Ce délai de deux mois est qualifié de délai préfix : il ne se suspend pas, ne s'interrompt pas, sauf exception très limitée prévue par la loi. Contrairement à un délai de prescription classique, aucune cause d'interruption ordinaire ne s'applique. La rigueur de ce régime impose une réaction rapide dès la réception du procès-verbal.

Pour les sociétés commerciales, le Code de commerce prévoit un délai de prescription de trois ans pour les actions en nullité des délibérations d'assemblées générales, sauf nullité fondée sur une disposition d'ordre public, qui peut bénéficier d'un délai plus long selon la jurisprudence. En matière d'associations, les règles de droit commun s'appliquent, avec un délai général de cinq ans prévu par l'article 2224 du Code civil.

Ces délais différents selon la structure juridique concernée illustrent la nécessité d'identifier précisément le cadre légal applicable avant toute démarche. Une confusion entre le régime de la copropriété et celui des sociétés peut conduire à laisser expirer un délai impératif sans recours possible.

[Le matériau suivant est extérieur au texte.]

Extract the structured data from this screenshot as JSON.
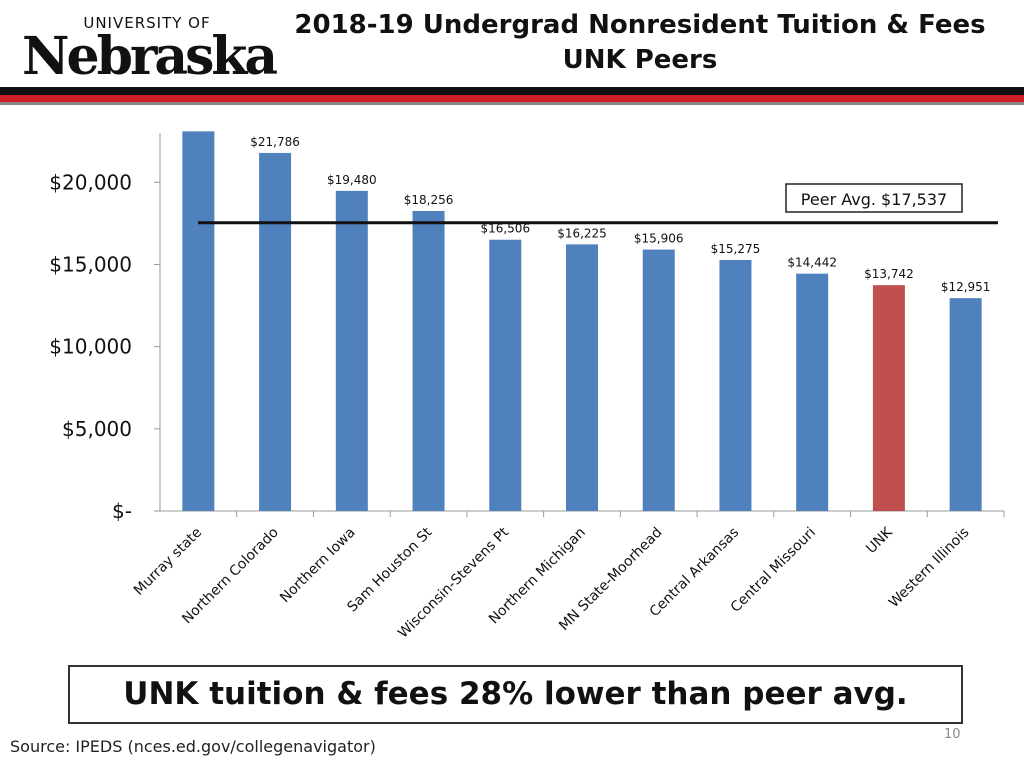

Juridictions compétentes en matière de contestation

La question de la juridiction compétente dépend directement de la nature du litige et de la structure concernée. En droit de la copropriété, le tribunal judiciaire du lieu de situation de l'immeuble est seul compétent pour connaître des contestations de décisions d'assemblée générale. Cette compétence territoriale exclusive ne souffre aucune dérogation conventionnelle.

Pour les sociétés commerciales, le tribunal de commerce territorialement compétent tranche les litiges relatifs aux délibérations des assemblées générales de SA, SAS, SARL et autres formes commerciales. Les sociétés civiles, quant à elles, relèvent du tribunal judiciaire, tout comme les associations régies par la loi de 1901.

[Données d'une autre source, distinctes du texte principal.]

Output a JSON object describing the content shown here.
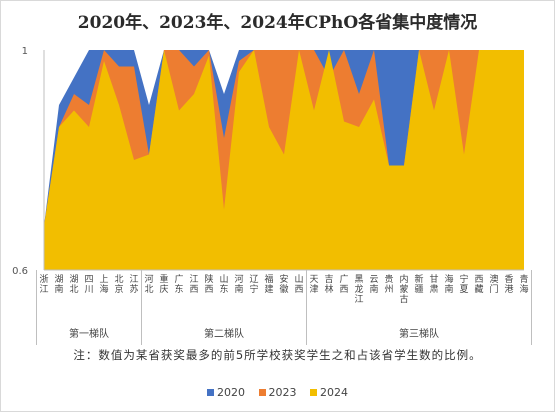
{
  "chart_data": {
    "type": "area",
    "title": "2020年、2023年、2024年CPhO各省集中度情况",
    "note": "注：数值为某省获奖最多的前5所学校获奖学生之和占该省学生数的比例。",
    "ylim": [
      0.6,
      1
    ],
    "yticks": [
      0.6,
      1
    ],
    "grid": false,
    "legend_position": "bottom",
    "categories": [
      "浙江",
      "湖南",
      "湖北",
      "四川",
      "上海",
      "北京",
      "江苏",
      "河北",
      "重庆",
      "广东",
      "江西",
      "陕西",
      "山东",
      "河南",
      "辽宁",
      "福建",
      "安徽",
      "山西",
      "天津",
      "吉林",
      "广西",
      "黑龙江",
      "云南",
      "贵州",
      "内蒙古",
      "新疆",
      "甘肃",
      "海南",
      "宁夏",
      "西藏",
      "澳门",
      "香港",
      "青海"
    ],
    "groups": [
      {
        "name": "第一梯队",
        "start": 0,
        "end": 6
      },
      {
        "name": "第二梯队",
        "start": 7,
        "end": 17
      },
      {
        "name": "第三梯队",
        "start": 18,
        "end": 32
      }
    ],
    "series": [
      {
        "name": "2020",
        "color": "#4472C4",
        "values": [
          0.68,
          0.9,
          0.95,
          1,
          1,
          1,
          1,
          0.9,
          1,
          1,
          1,
          1,
          0.92,
          1,
          1,
          1,
          1,
          1,
          1,
          1,
          1,
          1,
          1,
          1,
          1,
          1,
          1,
          1,
          1,
          1,
          1,
          1,
          1
        ]
      },
      {
        "name": "2023",
        "color": "#ED7D31",
        "values": [
          0.68,
          0.86,
          0.92,
          0.9,
          1,
          0.97,
          0.97,
          0.81,
          1,
          1,
          0.97,
          1,
          0.84,
          0.98,
          1,
          1,
          1,
          1,
          1,
          0.95,
          1,
          0.92,
          1,
          0.79,
          0.79,
          1,
          1,
          1,
          1,
          1,
          1,
          1,
          1
        ]
      },
      {
        "name": "2024",
        "color": "#F2BE00",
        "values": [
          0.68,
          0.86,
          0.89,
          0.86,
          0.98,
          0.9,
          0.8,
          0.81,
          1,
          0.89,
          0.92,
          0.99,
          0.71,
          0.96,
          1,
          0.86,
          0.81,
          1,
          0.89,
          1,
          0.87,
          0.86,
          0.91,
          0.79,
          0.79,
          1,
          0.89,
          1,
          0.81,
          1,
          1,
          1,
          1
        ]
      }
    ]
  }
}
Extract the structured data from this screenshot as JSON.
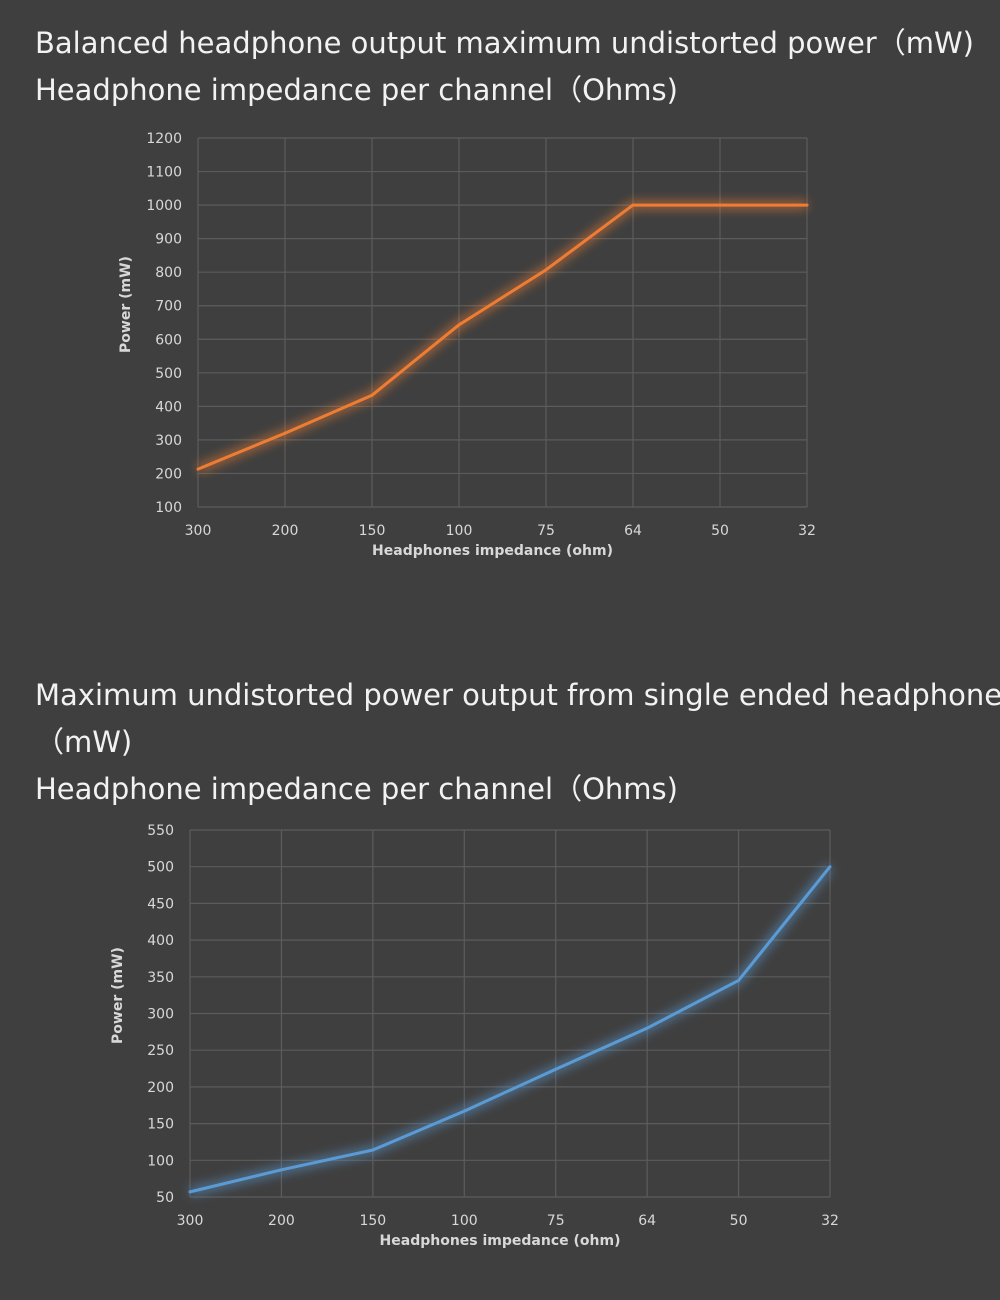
{
  "headings": {
    "chart1_line1": "Balanced headphone output maximum undistorted power（mW)",
    "chart1_line2": "Headphone impedance per channel（Ohms)",
    "chart2_line1": "Maximum undistorted power output from single ended headphones",
    "chart2_line2": "（mW)",
    "chart2_line3": "Headphone impedance per channel（Ohms)"
  },
  "colors": {
    "background": "#3f3f3f",
    "series1": "#ee7d33",
    "series2": "#5b9bd5"
  },
  "chart_data": [
    {
      "type": "line",
      "categories": [
        "300",
        "200",
        "150",
        "100",
        "75",
        "64",
        "50",
        "32"
      ],
      "series": [
        {
          "values": [
            213,
            320,
            433,
            643,
            807,
            1000,
            1000,
            1000
          ]
        }
      ],
      "xlabel": "Headphones impedance (ohm)",
      "ylabel": "Power (mW)",
      "ylim": [
        100,
        1200
      ],
      "yticks": [
        100,
        200,
        300,
        400,
        500,
        600,
        700,
        800,
        900,
        1000,
        1100,
        1200
      ],
      "grid": true
    },
    {
      "type": "line",
      "categories": [
        "300",
        "200",
        "150",
        "100",
        "75",
        "64",
        "50",
        "32"
      ],
      "series": [
        {
          "values": [
            57,
            87,
            114,
            167,
            224,
            280,
            345,
            500
          ]
        }
      ],
      "xlabel": "Headphones impedance (ohm)",
      "ylabel": "Power (mW)",
      "ylim": [
        50,
        550
      ],
      "yticks": [
        50,
        100,
        150,
        200,
        250,
        300,
        350,
        400,
        450,
        500,
        550
      ],
      "grid": true
    }
  ]
}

La représentation par avocat est obligatoire devant le tribunal judiciaire pour les litiges dont la valeur dépasse 10 000 euros ou lorsque la demande est indéterminée. En deçà de ce seuil, les parties peuvent se représenter elles-mêmes, mais la complexité des règles procédurales rend cette option risquée en pratique. Le Tribunal de grande instance, désormais intégré au tribunal judiciaire depuis la réforme de 2020, concentre l'essentiel du contentieux civil en la matière.

La saisine du juge des référés reste possible lorsque l'urgence est caractérisée, notamment pour suspendre l'exécution d'une décision manifestement illégale avant qu'elle ne produise des effets irréversibles. Cette voie d'urgence est souvent sous-utilisée alors qu'elle peut s'avérer décisive pour préserver les droits du demandeur dans l'attente d'un jugement au fond.

Quand la nullité est prononcée : effets et suites pratiques

L'annulation d'une décision d'assemblée générale par le tribunal produit des effets rétroactifs : la décision est réputée n'avoir jamais existé. Toutes les mesures prises en exécution de cette décision doivent en principe être remises en cause. Dans une copropriété, cela peut signifier l'annulation de travaux votés, le remboursement de charges indûment perçues ou la réorganisation de contrats conclus sur la base de la résolution annulée.

En pratique, les effets de la nullité sont parfois difficiles à neutraliser lorsque des tiers de bonne foi ont contracté sur la base de la décision annulée. Le droit français protège ces tiers dans certaines hypothèses, ce qui limite la portée concrète de l'annulation sans pour autant priver la décision judiciaire de tout intérêt.

L'assemblée générale peut, après annulation, convoquer une nouvelle réunion pour statuer à nouveau sur le même objet, cette fois dans le respect des règles de forme et de fond. Cette régularisation est fréquente en pratique et permet à la structure de poursuivre son fonctionnement sans blocage prolongé. Seul un professionnel du droit peut évaluer si cette option est praticable dans une situation donnée et dans quelles conditions la nouvelle délibération devra être organisée pour résister à une nouvelle contestation.

La responsabilité des dirigeants — syndic, gérant, président d'association — peut également être engagée si la nullité résulte d'une faute de leur part dans l'organisation ou la conduite de l'assemblée. Cette voie complémentaire permet d'obtenir réparation du préjudice subi, indépendamment de l'annulation de la décision elle-même.